Commitment Letter
A commitment letter is a formal document from a lender stating their intention to provide a mortgage loan to a borrower under specified terms and conditions. It outlines the loan amount, interest rate, loan term, and any conditions that must be met before closing, serving as a more definitive approval than a pre-approval letter.
Example
“After reviewing all the financial documents, the bank issued a commitment letter stating they would provide a $400,000 mortgage loan at 6.5% interest rate.”
Memory Tip
Think of a commitment letter as a 'financial engagement ring' - the lender is promising to marry your loan application (but they can still back out before the wedding).
Why It Matters
A commitment letter gives buyers confidence to move forward with a purchase and provides sellers with assurance that financing is likely to be secured.

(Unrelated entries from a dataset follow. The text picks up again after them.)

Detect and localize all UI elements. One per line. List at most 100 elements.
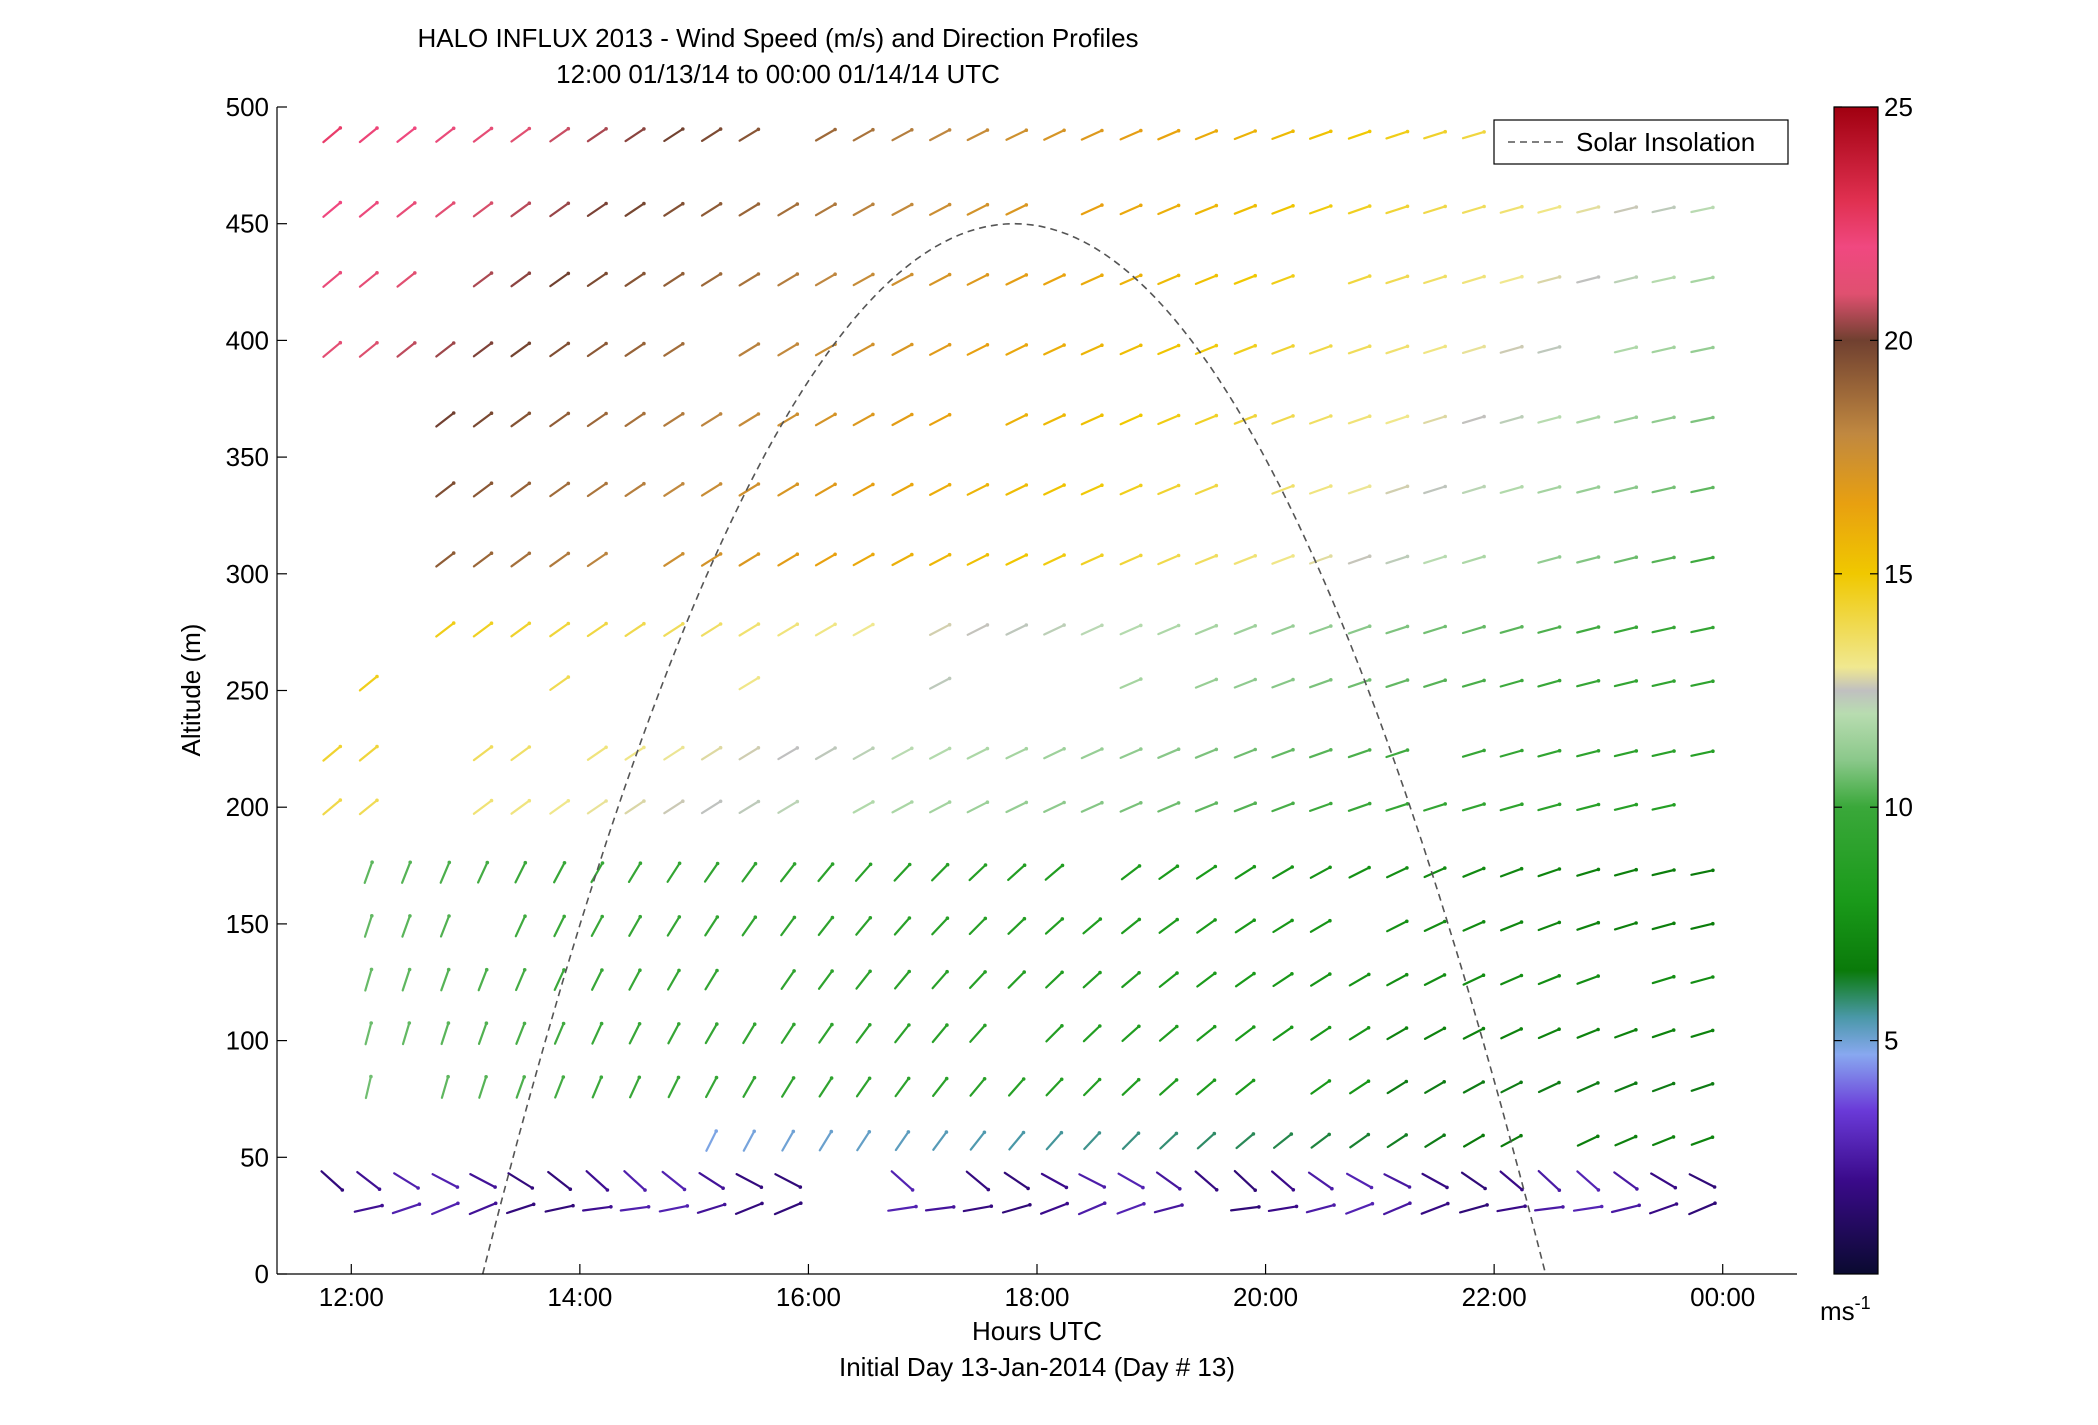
wind-barb-head: [489, 798, 494, 803]
wind-barb-head: [1253, 273, 1257, 278]
wind-barb-head: [1212, 1078, 1217, 1082]
wind-barb: [1272, 865, 1294, 880]
wind-barb-head: [1442, 1133, 1446, 1137]
wind-barb-head: [1519, 1080, 1523, 1085]
wind-barb-head: [413, 126, 417, 130]
wind-barb-head: [1405, 866, 1409, 870]
wind-barb-head: [795, 746, 800, 750]
wind-barb-head: [1214, 273, 1219, 278]
wind-barb-head: [1520, 415, 1524, 419]
colorbar-tick-label: 10: [1884, 792, 1913, 822]
wind-barb: [435, 551, 455, 568]
wind-barb: [818, 1130, 833, 1152]
wind-barb-head: [1289, 1132, 1294, 1136]
wind-barb-head: [1557, 415, 1562, 419]
wind-barb: [814, 413, 837, 427]
wind-barb-head: [830, 1022, 834, 1027]
wind-barb: [1461, 205, 1486, 214]
wind-barb: [663, 202, 684, 217]
wind-barb: [817, 916, 834, 937]
wind-barb: [1158, 1025, 1178, 1042]
wind-barb: [1614, 1135, 1637, 1147]
wind-barb-head: [1251, 1078, 1256, 1083]
wind-barb: [514, 861, 527, 884]
wind-barb: [1233, 554, 1257, 565]
wind-barb: [1613, 346, 1638, 354]
x-tick-label: 12:00: [319, 1282, 384, 1312]
wind-barb-head: [1062, 128, 1066, 133]
wind-barb: [552, 861, 566, 884]
wind-barb-head: [1672, 485, 1676, 490]
wind-barb-head: [1405, 484, 1410, 489]
wind-barb-head: [1711, 679, 1715, 683]
wind-barb: [628, 969, 642, 991]
wind-barb: [1423, 1027, 1446, 1041]
wind-barb: [1008, 1131, 1025, 1151]
wind-barb-head: [489, 341, 494, 345]
wind-barb-head: [1481, 1026, 1486, 1031]
wind-barb: [1272, 972, 1294, 988]
wind-barb: [1080, 274, 1104, 286]
wind-barb-head: [447, 860, 452, 865]
wind-barb: [356, 1170, 381, 1191]
wind-barb: [1576, 415, 1600, 424]
wind-barb: [1271, 414, 1295, 425]
wind-barb: [852, 128, 875, 142]
wind-barb: [619, 1205, 650, 1212]
wind-barb-head: [795, 622, 800, 626]
wind-barb-head: [1289, 1025, 1294, 1030]
wind-barb: [1005, 273, 1028, 286]
wind-barb: [1157, 801, 1180, 813]
wind-barb-head: [677, 968, 681, 973]
wind-barb-head: [715, 915, 720, 919]
wind-barb-head: [1327, 1079, 1332, 1083]
wind-barb: [358, 341, 379, 358]
wind-barb: [1385, 866, 1409, 879]
wind-barb-head: [1520, 625, 1524, 629]
wind-barb: [1348, 866, 1371, 879]
wind-barb: [554, 1075, 565, 1099]
wind-barb-head: [756, 676, 761, 680]
wind-barb: [549, 127, 570, 143]
wind-barb-head: [1367, 204, 1372, 208]
y-axis-ticks: 0 50 100 150 200 250 300 350 400 450 500: [226, 92, 287, 1289]
wind-barb-head: [868, 969, 872, 974]
wind-barb: [704, 915, 719, 937]
wind-barb: [1119, 747, 1142, 760]
wind-barb-head: [375, 798, 379, 803]
wind-barb-head: [795, 799, 800, 804]
wind-barb-head: [756, 482, 761, 486]
wind-barb: [1005, 553, 1028, 566]
wind-barb-head: [983, 970, 987, 974]
wind-barb: [586, 482, 608, 498]
wind-barb-head: [985, 128, 990, 132]
wind-barb-head: [1711, 975, 1715, 979]
wind-barb: [856, 1130, 871, 1152]
wind-barb: [1651, 486, 1676, 494]
wind-barb: [1194, 678, 1218, 689]
wind-barb-head: [1214, 677, 1219, 682]
wind-barb-head: [375, 271, 379, 275]
x-axis-sublabel: Initial Day 13-Jan-2014 (Day # 13): [839, 1352, 1235, 1382]
wind-barb: [553, 968, 566, 992]
wind-barb-head: [1100, 553, 1104, 557]
wind-barb-head: [1257, 1205, 1261, 1209]
colorbar-tick-label: 20: [1884, 325, 1913, 355]
wind-barb-head: [871, 412, 875, 417]
wind-barb-head: [1329, 344, 1333, 348]
x-tick-label: 14:00: [547, 1282, 612, 1312]
wind-barb-head: [1290, 972, 1294, 976]
wind-barb-head: [1214, 623, 1219, 628]
wind-barb: [742, 1076, 756, 1098]
wind-barb: [1119, 344, 1142, 356]
wind-barb-head: [1060, 863, 1065, 868]
wind-barb-head: [1557, 920, 1562, 925]
wind-barb: [628, 1022, 641, 1045]
wind-barb: [1461, 555, 1486, 565]
wind-barb: [322, 341, 342, 358]
wind-barb: [1537, 345, 1561, 354]
wind-barb-head: [1637, 1203, 1641, 1208]
wind-barb: [1157, 274, 1180, 286]
wind-barb: [1537, 625, 1561, 634]
wind-barb: [439, 914, 451, 938]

It helps prevent deals from falling through due to financing issues and strengthens a buyer's negotiating position.
Common Misconception
Some people think a commitment letter guarantees the loan will close, but it's still conditional and can be withdrawn if circumstances change or conditions aren't met.
In Practice
After a buyer's loan application is fully underwritten, their lender issues a commitment letter for a $400,000 mortgage at 6.5% interest, conditional on a satisfactory appraisal and final verification of employment. The buyer can now confidently proceed to closing knowing their financing is secured.
Etymology
The term 'commitment letter' comes from the Latin 'committere' meaning 'to pledge or entrust,' describing a formal document where a lender pledges to provide financing under specified conditions.